Oppenheimer
Por: João Marco
Em certo momento de Oppenheimer, o militar Leslie Groves (Matt Damon) faz menção a uma série de características pejorativas relacionada ao protagonista enquanto conversa com ele, classifica-o com inúmeros deméritos e, quando esse curto instante encerra, fui vasculhar o que tinha acabado de ver até essa linha de diálogo e procurei por momentos no filme que evidenciassem cada uma das atribuições dadas a ele. Como era de se esperar, tampouco essas acusações encontram respaldo narrativo.
E iniciei essa review com isso por um motivo simples: além de reforçar a natureza estéril da sua narrativa, Oppenheimer pode até cobiçar ser grandioso ou alarmante ou até mesmo politicamente preocupado, só que ao final, ele nunca abandona o que realmente é: um filme de Christopher Nolan.
Como tal, é desprezível no mesmo nível que as obras do cineasta sempre foram, mas sempre com um verniz "autoral" que nada mais é do que a reprodução enfadonha de um academicismo técnico tão mecânico que a impressão do espectador é acompanhar uma história real personificada por... robôs.
Sem a mínima competência pra administrar emoções, Nolan tenta fazer com que os personagens pragmáticos de Oppenheimer vez ou outra lembrem que deveriam ser humanos, mas quando o fazem, a sensação é que seria melhor terem esquecido, justamente pelo fato do diretor tampouco saber administrar tais sentimentos, sempre mantendo seus planos meticulosos, seu requinte estético enjoativo que transforma até o menor dos gestos em um cálculo matemático exaustivo.
Sobra até pra nudez, que almeja ser uma "cena de sexo" mas é tão mecânica que, em certo ponto, os personagens param pra folhear um livro - algo tão patético que se torna cômico, tal qual como um certo instante de "fúria" estrelado por Robert Downey Jr.
A argumentação em defesa de Oppenheimer pode até ser que "o foco não era esse" e, mesmo com esse ponto, o filme de Nolan ainda seria desprezível em trazer pro espetáculo do IMAX uma circunstância desumana quanto a criação e o uso das bombas atômicas nas cidades japonesas de Hiroshima e Nagazaki e sem qualquer escrúpulo para criar sequências como a celebração pós-teste (destaque pro quadro onde o físico é visto em comemoração atrás de uma bandeira estadunidense) para, logo após, fingir um horror nas cenas da notícia dos ataques e na conversa de Oppenheimer com Harry S. Truman (Gary Oldman).

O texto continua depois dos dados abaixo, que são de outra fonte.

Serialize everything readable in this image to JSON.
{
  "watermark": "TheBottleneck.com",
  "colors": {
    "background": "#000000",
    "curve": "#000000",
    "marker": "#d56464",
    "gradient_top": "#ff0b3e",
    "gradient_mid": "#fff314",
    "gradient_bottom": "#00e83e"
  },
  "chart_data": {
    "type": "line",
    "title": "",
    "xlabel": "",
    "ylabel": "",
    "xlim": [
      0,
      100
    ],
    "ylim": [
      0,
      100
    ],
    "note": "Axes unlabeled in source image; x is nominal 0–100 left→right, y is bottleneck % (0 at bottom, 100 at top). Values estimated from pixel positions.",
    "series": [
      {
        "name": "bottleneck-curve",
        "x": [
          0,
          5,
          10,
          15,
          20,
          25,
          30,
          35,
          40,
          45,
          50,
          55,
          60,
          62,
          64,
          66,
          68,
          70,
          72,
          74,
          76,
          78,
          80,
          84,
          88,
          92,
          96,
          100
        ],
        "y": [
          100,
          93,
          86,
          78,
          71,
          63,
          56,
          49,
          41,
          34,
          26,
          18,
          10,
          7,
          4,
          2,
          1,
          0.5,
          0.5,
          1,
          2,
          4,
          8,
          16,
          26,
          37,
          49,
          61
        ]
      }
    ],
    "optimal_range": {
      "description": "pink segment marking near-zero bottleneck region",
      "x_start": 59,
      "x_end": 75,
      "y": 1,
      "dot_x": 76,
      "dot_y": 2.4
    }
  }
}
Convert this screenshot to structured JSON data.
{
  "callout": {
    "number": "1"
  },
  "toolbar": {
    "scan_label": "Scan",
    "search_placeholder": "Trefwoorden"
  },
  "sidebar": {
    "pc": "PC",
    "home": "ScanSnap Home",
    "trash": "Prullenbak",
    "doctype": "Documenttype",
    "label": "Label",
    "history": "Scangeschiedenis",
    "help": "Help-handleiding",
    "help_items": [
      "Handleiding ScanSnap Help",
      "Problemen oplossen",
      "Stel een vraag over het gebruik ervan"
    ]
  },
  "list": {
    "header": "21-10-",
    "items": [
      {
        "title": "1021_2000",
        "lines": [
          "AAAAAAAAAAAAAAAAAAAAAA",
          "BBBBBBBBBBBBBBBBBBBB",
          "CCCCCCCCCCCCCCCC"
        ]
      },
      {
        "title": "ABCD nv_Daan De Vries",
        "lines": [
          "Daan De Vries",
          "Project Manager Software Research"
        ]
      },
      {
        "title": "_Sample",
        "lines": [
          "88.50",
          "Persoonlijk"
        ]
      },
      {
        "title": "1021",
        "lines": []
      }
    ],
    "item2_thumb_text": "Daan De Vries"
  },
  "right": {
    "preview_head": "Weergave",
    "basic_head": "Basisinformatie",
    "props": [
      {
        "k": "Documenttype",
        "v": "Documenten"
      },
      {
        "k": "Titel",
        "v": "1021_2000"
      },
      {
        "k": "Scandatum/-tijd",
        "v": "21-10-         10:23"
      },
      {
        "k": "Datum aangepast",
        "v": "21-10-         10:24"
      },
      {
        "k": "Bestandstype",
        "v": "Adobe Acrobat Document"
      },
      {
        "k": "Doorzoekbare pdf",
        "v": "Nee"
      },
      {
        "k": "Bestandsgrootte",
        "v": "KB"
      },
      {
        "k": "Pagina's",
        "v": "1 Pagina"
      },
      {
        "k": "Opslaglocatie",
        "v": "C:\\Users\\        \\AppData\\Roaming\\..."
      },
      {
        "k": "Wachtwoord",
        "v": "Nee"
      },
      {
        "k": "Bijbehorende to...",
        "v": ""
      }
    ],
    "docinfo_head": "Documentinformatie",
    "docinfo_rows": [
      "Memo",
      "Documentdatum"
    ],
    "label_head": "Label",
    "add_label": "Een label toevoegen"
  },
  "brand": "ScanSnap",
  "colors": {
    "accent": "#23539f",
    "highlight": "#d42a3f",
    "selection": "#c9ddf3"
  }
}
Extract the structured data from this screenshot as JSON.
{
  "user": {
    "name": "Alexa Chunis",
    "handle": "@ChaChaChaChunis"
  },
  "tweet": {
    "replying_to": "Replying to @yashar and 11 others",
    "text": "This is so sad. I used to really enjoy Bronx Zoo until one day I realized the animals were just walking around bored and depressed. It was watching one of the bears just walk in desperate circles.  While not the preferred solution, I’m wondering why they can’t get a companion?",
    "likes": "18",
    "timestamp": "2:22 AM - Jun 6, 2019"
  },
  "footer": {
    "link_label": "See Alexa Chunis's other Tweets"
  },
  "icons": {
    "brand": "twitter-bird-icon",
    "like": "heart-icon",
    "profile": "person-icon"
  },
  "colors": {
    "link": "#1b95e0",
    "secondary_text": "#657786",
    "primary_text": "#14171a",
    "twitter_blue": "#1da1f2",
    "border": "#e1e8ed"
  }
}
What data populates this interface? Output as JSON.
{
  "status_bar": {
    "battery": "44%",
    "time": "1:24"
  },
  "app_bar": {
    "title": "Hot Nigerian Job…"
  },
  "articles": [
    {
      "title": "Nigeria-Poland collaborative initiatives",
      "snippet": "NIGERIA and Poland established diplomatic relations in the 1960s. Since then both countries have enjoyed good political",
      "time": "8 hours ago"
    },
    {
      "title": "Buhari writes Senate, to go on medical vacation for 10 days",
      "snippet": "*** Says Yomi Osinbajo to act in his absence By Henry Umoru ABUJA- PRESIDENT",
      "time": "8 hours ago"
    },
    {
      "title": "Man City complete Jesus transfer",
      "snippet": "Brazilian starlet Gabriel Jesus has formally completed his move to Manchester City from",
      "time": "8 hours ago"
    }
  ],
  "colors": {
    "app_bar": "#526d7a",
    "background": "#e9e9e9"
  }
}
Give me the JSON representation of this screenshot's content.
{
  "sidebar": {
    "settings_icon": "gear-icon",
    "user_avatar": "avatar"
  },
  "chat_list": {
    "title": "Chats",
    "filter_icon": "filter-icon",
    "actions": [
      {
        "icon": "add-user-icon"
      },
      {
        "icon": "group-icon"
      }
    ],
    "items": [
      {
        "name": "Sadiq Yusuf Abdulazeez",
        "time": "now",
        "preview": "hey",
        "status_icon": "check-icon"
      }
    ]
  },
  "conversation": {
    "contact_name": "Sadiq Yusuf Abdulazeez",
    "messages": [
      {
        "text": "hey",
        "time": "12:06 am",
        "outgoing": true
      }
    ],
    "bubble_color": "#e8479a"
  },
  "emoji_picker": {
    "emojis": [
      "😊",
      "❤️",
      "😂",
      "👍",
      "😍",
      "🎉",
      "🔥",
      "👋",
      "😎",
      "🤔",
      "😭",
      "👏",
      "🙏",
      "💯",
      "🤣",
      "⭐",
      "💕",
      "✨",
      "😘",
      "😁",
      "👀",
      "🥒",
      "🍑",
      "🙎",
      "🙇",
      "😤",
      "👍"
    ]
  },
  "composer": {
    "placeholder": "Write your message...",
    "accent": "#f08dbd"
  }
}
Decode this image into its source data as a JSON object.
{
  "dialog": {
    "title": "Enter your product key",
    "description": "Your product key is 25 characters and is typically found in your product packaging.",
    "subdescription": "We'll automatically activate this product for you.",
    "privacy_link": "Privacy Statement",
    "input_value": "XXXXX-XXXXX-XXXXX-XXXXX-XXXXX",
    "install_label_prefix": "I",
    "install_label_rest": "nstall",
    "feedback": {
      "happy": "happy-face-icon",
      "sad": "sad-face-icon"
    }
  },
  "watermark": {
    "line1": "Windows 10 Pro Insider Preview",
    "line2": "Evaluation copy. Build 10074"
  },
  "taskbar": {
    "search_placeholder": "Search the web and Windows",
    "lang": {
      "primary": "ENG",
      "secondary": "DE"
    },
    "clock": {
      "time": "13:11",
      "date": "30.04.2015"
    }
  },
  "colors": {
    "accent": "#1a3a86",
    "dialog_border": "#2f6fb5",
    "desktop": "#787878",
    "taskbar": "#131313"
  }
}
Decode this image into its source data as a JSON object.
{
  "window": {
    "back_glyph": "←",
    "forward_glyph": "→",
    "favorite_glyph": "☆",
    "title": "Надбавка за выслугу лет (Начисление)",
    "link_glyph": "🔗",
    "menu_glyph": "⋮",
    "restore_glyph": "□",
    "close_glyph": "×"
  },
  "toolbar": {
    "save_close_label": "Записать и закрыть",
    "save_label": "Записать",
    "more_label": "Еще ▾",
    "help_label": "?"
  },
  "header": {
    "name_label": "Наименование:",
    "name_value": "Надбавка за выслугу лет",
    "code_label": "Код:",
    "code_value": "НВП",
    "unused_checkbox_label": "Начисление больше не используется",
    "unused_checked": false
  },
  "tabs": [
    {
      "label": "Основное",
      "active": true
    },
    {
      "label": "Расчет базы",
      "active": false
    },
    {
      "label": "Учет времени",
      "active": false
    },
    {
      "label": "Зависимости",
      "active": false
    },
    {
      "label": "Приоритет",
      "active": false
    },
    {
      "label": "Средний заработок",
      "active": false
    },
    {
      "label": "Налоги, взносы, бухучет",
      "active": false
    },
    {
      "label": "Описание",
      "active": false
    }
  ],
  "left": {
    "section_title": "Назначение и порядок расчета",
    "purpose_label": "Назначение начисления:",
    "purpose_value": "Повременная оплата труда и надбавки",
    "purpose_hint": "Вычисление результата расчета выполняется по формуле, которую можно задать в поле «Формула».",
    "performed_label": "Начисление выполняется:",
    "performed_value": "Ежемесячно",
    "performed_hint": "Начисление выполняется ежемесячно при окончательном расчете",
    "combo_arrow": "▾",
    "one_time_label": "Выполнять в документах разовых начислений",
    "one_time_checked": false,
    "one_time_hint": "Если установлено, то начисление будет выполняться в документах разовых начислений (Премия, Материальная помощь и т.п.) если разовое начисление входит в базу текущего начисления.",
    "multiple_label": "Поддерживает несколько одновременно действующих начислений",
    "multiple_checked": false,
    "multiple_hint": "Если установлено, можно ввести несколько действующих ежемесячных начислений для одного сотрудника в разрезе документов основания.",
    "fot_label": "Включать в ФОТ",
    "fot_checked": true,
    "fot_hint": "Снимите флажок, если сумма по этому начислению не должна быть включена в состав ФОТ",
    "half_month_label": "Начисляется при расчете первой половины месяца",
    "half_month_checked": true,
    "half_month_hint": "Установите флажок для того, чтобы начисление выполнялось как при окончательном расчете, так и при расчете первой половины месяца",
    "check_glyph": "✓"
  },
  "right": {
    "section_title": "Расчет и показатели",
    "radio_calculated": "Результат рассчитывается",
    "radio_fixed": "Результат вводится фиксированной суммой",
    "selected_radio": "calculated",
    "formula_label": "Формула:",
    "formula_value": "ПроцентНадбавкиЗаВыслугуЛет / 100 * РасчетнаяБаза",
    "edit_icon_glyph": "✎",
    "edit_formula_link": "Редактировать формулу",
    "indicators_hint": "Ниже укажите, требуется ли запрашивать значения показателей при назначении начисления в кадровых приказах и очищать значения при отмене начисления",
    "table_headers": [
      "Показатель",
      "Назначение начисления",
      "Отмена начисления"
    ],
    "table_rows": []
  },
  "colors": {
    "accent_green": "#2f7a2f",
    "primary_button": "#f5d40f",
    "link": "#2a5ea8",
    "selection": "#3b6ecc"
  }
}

Diga-se de passagem, a melhor cena de Oppenheimer é a discussão fria sobre quais cidades seriam o alvo, onde a meticulosidade calculista de Nolan parece encontrar um espaço ao representar homens impiedosos e insensíveis vociferando ideias desumanas sem o menor remorso. Uma pena que ele não tenha buscado isso no restante da projeção, fazendo de sua nova investida para a temporada de premiações mais um show-off cinematográfico sem coração e, portanto, sem vida.